The observed changes in the activity of GABA-synthesizing enzyme, GAD, were not always correlated with the regional GABA level, which suggested that GABA-degrading enzymes also play a role in maintaining the GABA level. The GAD activity showed significant increase in all the regions of brain in response to aluminum exposure. But the γ-aminobutyric acid transaminase (GABA-T; the major GABA degrading enzyme) activity was found to alter in a region specific and dietary protein specific manner (Table 4). Glutamate was reported to be increased in the brain of protein-restricted rats  and it is a specific binder to aluminum ion [20, 28]. Hence, alterations in GAD and GABA-T activities observed in normal dietary protein group in response to aluminum exposure were reversed or tended to neutralized in protein-restricted group and glutamate may have played an important role in this. Both aluminum-induced glutamate accumulation and glutamate accumulation due to low-protein diet are toxic to brain cell. When the former may produce neuronal cell death through NH3 accumulation , the latter can produce excitotoxic effect through NMDA receptor . Thus, it may be suggested that when glutamate level reaches a critical level by the summated effects of aluminum exposure and protein malnutrition, the cellular defense mechanism (s) is (are) triggered which ultimately causes reversal or neutralization of the effects. On the other hand, the differential distribution of aluminum may have been implicated in the region specificity of alterations.
Besides glutamate decarboxylase and related aminotransferases , other enzymes, such as, glutamate dehydrogenase, γ-glutamyl transferase, glutamine synthase, glutaminase, etc. may be involved in the altered metabolism of glutamate leading to modulation of its level. For example, alteration in the activity of some of these enzymes in brain leads to modulation of brain glutamate level in protein deficiency or protein-energy deprivation [30–33]. Although the level of GABA in a specific region is regulated by the relative activity of GAD and GABA-T , transformations of GABA to other products (γ-guanidobutyric acid, homocarnisine, homoanserine, γ-butyrobetaine, γ-amino-β-hydroxy butyric acid, γ-amino butyryl choline, etc.) in brain are also important . Aluminum might cause alterations in these alternative pathways also and this in turn may lead to modulation of GABA levels which are not correlated with the relative activity of GAD and GABA-T.
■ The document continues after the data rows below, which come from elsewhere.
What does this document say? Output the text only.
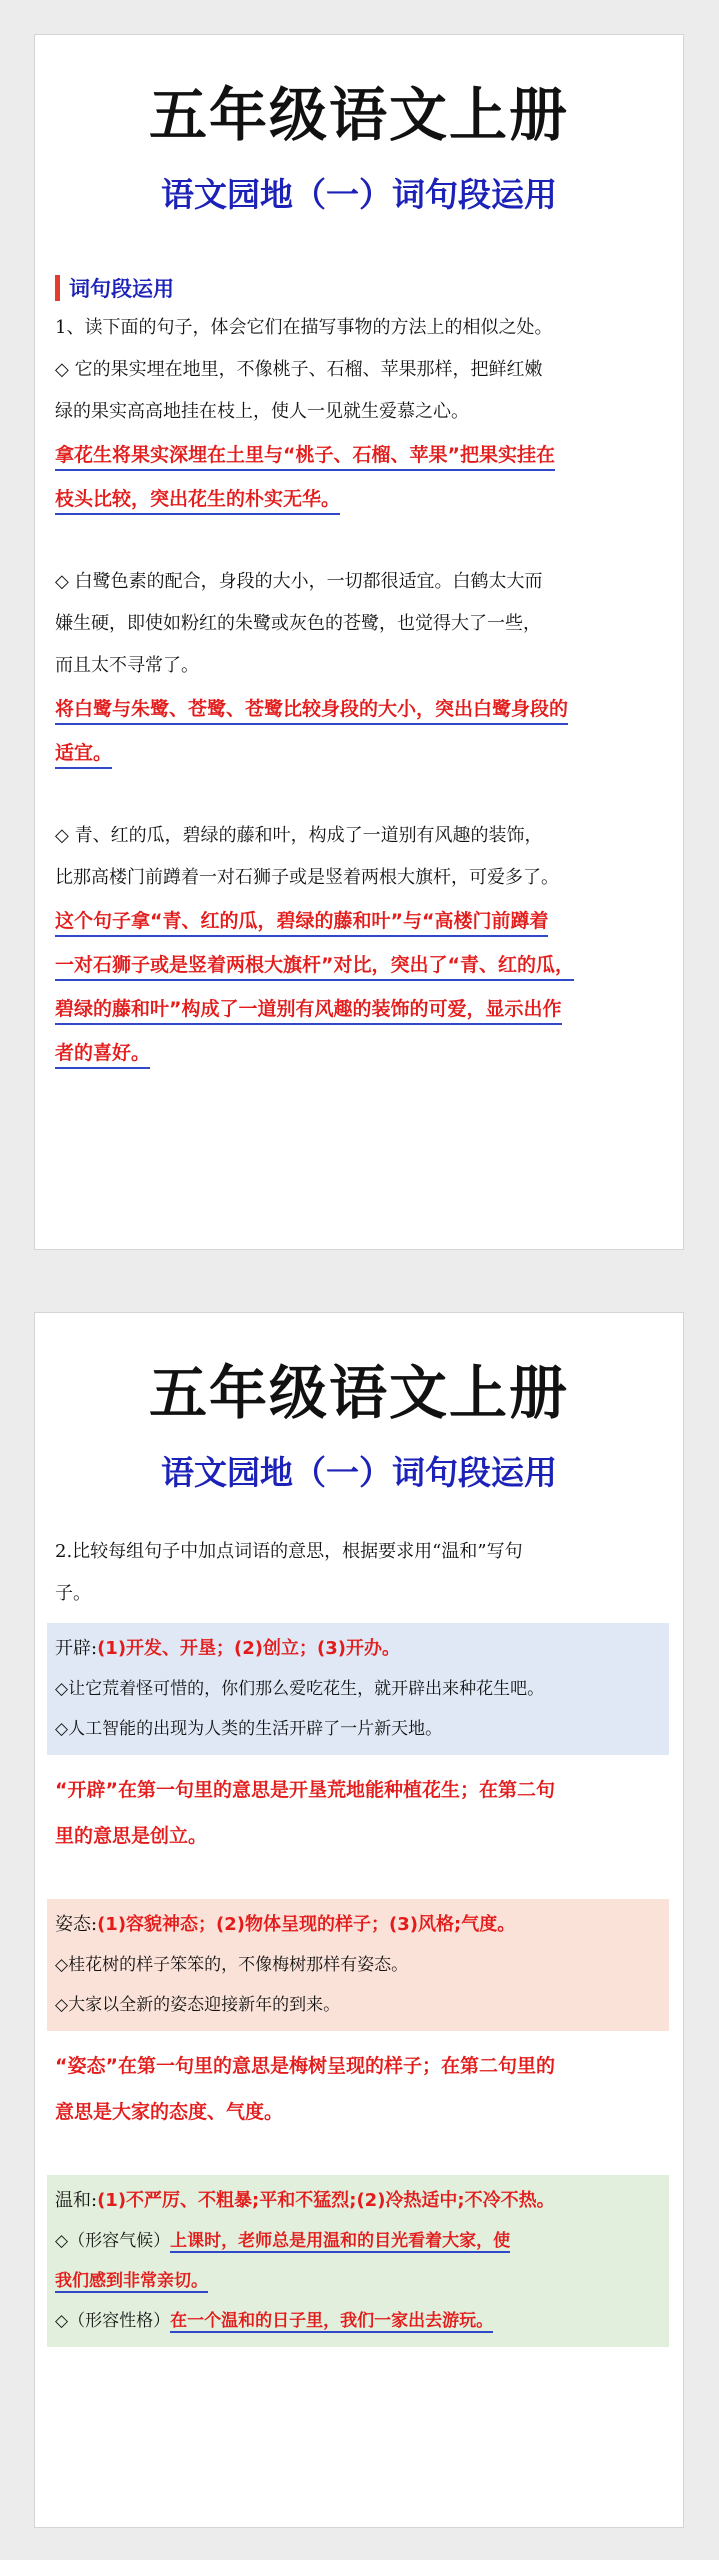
五年级语文上册
语文园地（一）词句段运用
词句段运用

1、读下面的句子，体会它们在描写事物的方法上的相似之处。

◇ 它的果实埋在地里，不像桃子、石榴、苹果那样，把鲜红嫩

绿的果实高高地挂在枝上，使人一见就生爱慕之心。

拿花生将果实深埋在土里与“桃子、石榴、苹果”把果实挂在

枝头比较，突出花生的朴实无华。

◇ 白鹭色素的配合，身段的大小，一切都很适宜。白鹤太大而

嫌生硬，即使如粉红的朱鹭或灰色的苍鹭，也觉得大了一些，

而且太不寻常了。

将白鹭与朱鹭、苍鹭、苍鹭比较身段的大小，突出白鹭身段的

适宜。

◇ 青、红的瓜，碧绿的藤和叶，构成了一道别有风趣的装饰，

比那高楼门前蹲着一对石狮子或是竖着两根大旗杆，可爱多了。

这个句子拿“青、红的瓜，碧绿的藤和叶”与“高楼门前蹲着

一对石狮子或是竖着两根大旗杆”对比，突出了“青、红的瓜，

碧绿的藤和叶”构成了一道别有风趣的装饰的可爱，显示出作

者的喜好。

五年级语文上册
语文园地（一）词句段运用

2.比较每组句子中加点词语的意思，根据要求用“温和”写句

子。

开辟:(1)开发、开垦；(2)创立；(3)开办。

◇让它荒着怪可惜的，你们那么爱吃花生，就开辟出来种花生吧。

◇人工智能的出现为人类的生活开辟了一片新天地。

“开辟”在第一句里的意思是开垦荒地能种植花生；在第二句

里的意思是创立。

姿态:(1)容貌神态；(2)物体呈现的样子；(3)风格;气度。

◇桂花树的样子笨笨的，不像梅树那样有姿态。

◇大家以全新的姿态迎接新年的到来。

“姿态”在第一句里的意思是梅树呈现的样子；在第二句里的

意思是大家的态度、气度。

温和:(1)不严厉、不粗暴;平和不猛烈;(2)冷热适中;不冷不热。

◇（形容气候）上课时，老师总是用温和的目光看着大家，使

我们感到非常亲切。

◇（形容性格）在一个温和的日子里，我们一家出去游玩。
Increased glutamate level was suggested to cause inhibition of GAD by promoting dissociation of pyridoxal phosphate (PLP) from the GAD apoenzyme, in spite of tight binding between PLP and GAD . But, the results of the present investigation suggest that phenomenon occurring within the brain is not so simple, because there was an increase in GAD activity, which is not envisaged. Similarly, the alterations in SSA levels are not corroborating the changes in GABA-T activities. However, the mechanism of these varied effects of aluminum in brain glutamate and GABA systems is not clear and require further detailed study.